One such backward provision in this Bill is the change to vehicle excise duty. The Government claim that
“the new VED system will be reviewed as necessary to ensure that it continues to incentivise the cleanest cars.”
Yet once again there is a gaping chasm between the spin and the substance, because while zero-emission vehicles still pay nothing—so no change there—high-polluting cars will pay far less tax than at present. Again, it is not only those concerned with air pollution and climate change who are pointing out the idiocy of this measure. Once more the Chancellor has managed to unite industry and environmentalists, with the Society of Motor Manufacturers and Traders saying that
“the new regime will disincentivise take up of low emission vehicles. New technologies such as plug-in hybrid, the fastest growing ultra low emission vehicle segment, will not benefit from long-term VED incentive, threatening the ability of the UK and the UK automotive sector to meet ever stricter CO2 targets.”
The hon. Lady cannot have it both ways: she is either anti-austerity or she is not. The measures on VED that the Chancellor introduced in this Budget were to help low-income families who cannot afford a new car. Under the previous system, people who could afford to change their car were paying less VED than those who could not afford to do that.

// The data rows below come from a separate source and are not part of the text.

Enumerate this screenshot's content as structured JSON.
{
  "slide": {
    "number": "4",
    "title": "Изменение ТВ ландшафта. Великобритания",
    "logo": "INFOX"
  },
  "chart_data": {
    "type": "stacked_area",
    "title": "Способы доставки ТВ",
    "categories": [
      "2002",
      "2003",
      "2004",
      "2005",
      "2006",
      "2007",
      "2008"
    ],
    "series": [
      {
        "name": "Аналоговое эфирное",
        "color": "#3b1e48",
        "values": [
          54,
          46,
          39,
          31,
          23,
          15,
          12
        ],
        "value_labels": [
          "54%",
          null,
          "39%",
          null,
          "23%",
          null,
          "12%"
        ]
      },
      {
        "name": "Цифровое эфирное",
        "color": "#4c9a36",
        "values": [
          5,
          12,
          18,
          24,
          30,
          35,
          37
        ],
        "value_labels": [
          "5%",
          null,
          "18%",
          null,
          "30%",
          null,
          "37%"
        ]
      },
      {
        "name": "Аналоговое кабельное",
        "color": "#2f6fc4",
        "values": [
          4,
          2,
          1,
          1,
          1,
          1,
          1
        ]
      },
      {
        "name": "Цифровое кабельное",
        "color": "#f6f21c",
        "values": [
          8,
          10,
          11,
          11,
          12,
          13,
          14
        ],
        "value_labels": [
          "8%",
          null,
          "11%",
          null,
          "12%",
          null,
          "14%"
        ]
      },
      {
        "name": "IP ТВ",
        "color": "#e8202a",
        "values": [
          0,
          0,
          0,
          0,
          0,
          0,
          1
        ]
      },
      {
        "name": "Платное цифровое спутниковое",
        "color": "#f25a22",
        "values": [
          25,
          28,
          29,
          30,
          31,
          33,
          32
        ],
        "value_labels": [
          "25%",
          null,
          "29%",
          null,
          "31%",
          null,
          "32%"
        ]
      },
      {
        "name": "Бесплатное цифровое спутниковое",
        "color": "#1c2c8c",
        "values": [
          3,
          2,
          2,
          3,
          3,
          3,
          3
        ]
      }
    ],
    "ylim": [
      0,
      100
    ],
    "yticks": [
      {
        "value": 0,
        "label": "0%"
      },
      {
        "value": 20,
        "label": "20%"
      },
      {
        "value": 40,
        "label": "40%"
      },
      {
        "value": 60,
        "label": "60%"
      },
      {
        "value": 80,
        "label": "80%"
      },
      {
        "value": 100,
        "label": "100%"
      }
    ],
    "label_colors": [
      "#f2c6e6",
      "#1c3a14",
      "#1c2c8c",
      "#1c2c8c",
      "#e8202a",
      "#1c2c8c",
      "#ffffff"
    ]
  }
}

What does she say to the hard-working families in her constituency who will benefit from this measure?
I say to the hard-working families in my constituency that I do not see why they have to choose between austerity and a greener world. We can have both if we have a bit of leadership, which this Government have been so conspicuously failing to provide. Why should only richer people be able to afford greener cars? No, we want to make greener cars the norm, because it is the poorest people who suffer from the air pollution that is caused by the cars that this Government are happy to have all over our roads. The hon. Lady’s question was wrong and misguided. I am very proud to say that I am standing up for some of the poorest people in my constituency, who should be able to have decent air quality as well as not suffering from the horrendous austerity that her Government are rolling out in front of them right now. In case the Chancellor has not noticed, air pollution in the UK is a serious public health crisis that is leading to 29,000 premature deaths every year. I would love to hear what the hon. Lady says to her constituents when they are facing that degree of air pollution and health imbalance as a result of her Government’s policies.
I would love to hear it, but not that much, so I am going to continue.
Then we have the senseless proposal to tax renewable energy as if it were a fossil fuel by removing the climate change levy exemption for renewables.